In early December, he reached out to me and I would like to welcome him to the Local Community (btw he seems to have a tough skin which should serve him well ).
Not sure any of it qualifies for your list–the local space is a bit new for me, so I’ll surely have a more targeted list next year! Anyway, here’s some stuff I liked from 2009:
WWW2009 Madrid Proceedings:
Computers and iPhones and Mobile Phones, oh my! (pdf) A logs-based comparison of search users on different devices
Greg Nudelman at UXMatters:
Best Practices for Designing Faceted Search Filters
Cameras, Music, and Mattresses: Designing Query Disambiguation Solutions for the Real World
And a collection of free resources about faceted search and search user interfaces:
Free Chapter on Faceted Search User Interface Design
Daniel’s bio if you are interested in more nformation about him:
Daniel Tunkelang joined Google in November 2009 as a Tech Lead / Manager on the local search team. Before that, he was the Chief Scientist and a co-founder of Endeca, a leading provider of search applications for enterprises. He was one of the original developers of Endeca’s search and navigation technology and led Endeca’s efforts to develop capabilities that emphasized user interaction. Previous to that, he worked at the IBM T. J. Watson Research Center and AT&T Labs.

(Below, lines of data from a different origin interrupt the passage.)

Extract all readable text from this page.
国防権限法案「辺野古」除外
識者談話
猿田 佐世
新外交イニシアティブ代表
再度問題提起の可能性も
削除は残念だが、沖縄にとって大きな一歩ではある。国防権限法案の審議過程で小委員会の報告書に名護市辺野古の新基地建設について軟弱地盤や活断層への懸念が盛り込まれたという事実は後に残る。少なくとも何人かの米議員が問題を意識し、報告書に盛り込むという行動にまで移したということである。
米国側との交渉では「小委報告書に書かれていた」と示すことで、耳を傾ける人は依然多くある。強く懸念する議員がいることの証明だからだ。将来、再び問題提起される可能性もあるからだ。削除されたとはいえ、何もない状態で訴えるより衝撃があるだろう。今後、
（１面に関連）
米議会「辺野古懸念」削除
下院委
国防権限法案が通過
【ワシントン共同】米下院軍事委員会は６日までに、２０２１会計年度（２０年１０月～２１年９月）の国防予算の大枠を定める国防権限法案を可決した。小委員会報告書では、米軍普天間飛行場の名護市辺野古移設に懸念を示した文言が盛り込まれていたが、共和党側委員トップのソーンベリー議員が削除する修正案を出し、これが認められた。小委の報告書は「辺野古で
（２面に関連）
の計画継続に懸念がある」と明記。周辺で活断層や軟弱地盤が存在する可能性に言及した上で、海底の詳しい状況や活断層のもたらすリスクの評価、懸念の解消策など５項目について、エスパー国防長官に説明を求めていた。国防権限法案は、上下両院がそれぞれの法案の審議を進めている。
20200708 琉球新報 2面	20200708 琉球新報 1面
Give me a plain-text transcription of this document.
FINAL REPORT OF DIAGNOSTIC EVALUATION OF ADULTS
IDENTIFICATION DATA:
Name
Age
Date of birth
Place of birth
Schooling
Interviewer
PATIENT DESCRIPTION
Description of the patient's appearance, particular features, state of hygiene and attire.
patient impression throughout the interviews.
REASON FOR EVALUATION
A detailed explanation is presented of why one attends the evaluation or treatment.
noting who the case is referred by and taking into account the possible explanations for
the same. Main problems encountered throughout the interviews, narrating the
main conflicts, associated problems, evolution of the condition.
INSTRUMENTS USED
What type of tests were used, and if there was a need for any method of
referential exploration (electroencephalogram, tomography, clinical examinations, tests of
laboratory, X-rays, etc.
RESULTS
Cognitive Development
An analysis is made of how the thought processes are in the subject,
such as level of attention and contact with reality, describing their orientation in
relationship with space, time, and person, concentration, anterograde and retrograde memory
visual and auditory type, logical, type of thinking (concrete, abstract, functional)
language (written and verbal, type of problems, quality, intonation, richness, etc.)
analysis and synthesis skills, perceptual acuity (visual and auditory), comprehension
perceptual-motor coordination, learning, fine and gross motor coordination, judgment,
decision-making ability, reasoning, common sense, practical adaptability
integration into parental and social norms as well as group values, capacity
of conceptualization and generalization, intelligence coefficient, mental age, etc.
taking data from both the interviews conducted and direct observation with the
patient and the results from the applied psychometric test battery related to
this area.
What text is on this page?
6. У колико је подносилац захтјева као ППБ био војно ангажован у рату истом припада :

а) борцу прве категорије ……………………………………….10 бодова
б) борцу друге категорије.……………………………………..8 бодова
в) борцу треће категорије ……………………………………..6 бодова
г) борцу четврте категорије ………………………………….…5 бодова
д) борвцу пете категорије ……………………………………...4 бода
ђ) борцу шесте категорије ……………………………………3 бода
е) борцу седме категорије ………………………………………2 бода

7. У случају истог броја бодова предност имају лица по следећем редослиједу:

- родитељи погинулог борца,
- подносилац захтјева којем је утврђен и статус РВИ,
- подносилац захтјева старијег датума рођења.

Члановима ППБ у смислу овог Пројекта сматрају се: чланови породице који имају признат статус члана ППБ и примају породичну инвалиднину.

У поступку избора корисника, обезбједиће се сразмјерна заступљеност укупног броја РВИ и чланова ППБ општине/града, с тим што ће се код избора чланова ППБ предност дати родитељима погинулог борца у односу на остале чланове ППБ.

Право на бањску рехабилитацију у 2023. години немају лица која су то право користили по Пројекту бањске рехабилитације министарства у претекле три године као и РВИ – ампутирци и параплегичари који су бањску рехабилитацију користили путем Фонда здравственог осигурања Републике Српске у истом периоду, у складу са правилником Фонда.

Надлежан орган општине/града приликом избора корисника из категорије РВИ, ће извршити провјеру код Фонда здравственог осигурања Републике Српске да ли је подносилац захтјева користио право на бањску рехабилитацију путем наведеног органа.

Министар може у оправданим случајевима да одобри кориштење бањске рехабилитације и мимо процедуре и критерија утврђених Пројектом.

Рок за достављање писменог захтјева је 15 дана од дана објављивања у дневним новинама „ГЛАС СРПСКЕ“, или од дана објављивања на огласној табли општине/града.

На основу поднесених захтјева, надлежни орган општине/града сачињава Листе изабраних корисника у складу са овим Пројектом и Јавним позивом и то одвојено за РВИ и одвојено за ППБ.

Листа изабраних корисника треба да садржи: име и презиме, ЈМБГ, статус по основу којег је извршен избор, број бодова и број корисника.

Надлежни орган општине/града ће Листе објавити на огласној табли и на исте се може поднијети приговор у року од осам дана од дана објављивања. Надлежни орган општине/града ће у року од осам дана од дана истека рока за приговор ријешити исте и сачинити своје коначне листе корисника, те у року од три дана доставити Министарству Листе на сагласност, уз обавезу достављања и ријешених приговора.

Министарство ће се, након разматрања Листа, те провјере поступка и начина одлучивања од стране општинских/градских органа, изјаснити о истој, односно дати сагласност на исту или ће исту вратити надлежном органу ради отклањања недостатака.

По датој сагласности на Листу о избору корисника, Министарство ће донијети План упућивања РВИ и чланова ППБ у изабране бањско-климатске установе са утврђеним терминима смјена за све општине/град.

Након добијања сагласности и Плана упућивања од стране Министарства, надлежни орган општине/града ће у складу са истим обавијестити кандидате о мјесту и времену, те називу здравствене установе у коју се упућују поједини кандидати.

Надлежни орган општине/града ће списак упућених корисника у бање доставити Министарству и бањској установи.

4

Daniel is the leading industry advocate on interactive and exploratory approaches to supporting information seeking. He co-organizes annual Workshops on Human Computer Information Retrieval (HCIR) to combine the best ideas from information retrieval (IR) and human-computer interaction (HCI). He chaired the SIGIR 2009 Industry Track, an event that brought together highly recognized academic researchers in information retrieval with senior technologists from the leading search companies, and is similarly involved in the CIKM (information and knowledge management) and WSDM (web science and data mining) conferences.
Daniel recently published the first book on Faceted Search as part of the prestigious Morgan and Claypool Synthesis Lectures on Information Concepts, Retrieval, and Services. His articles have been published in Technology Review, as well as in ACM, IEEE, and other scholarly publications. He also blogs at The Noisy Channel, a widely read and cited blog that focuses on how people interact with information.
Daniel holds undergraduate degrees in mathematics and computer science from the Massachusetts Institute of Technology, with a minor in psychology. He completed a PhD at Carnegie Mellon University for his work on information visualization.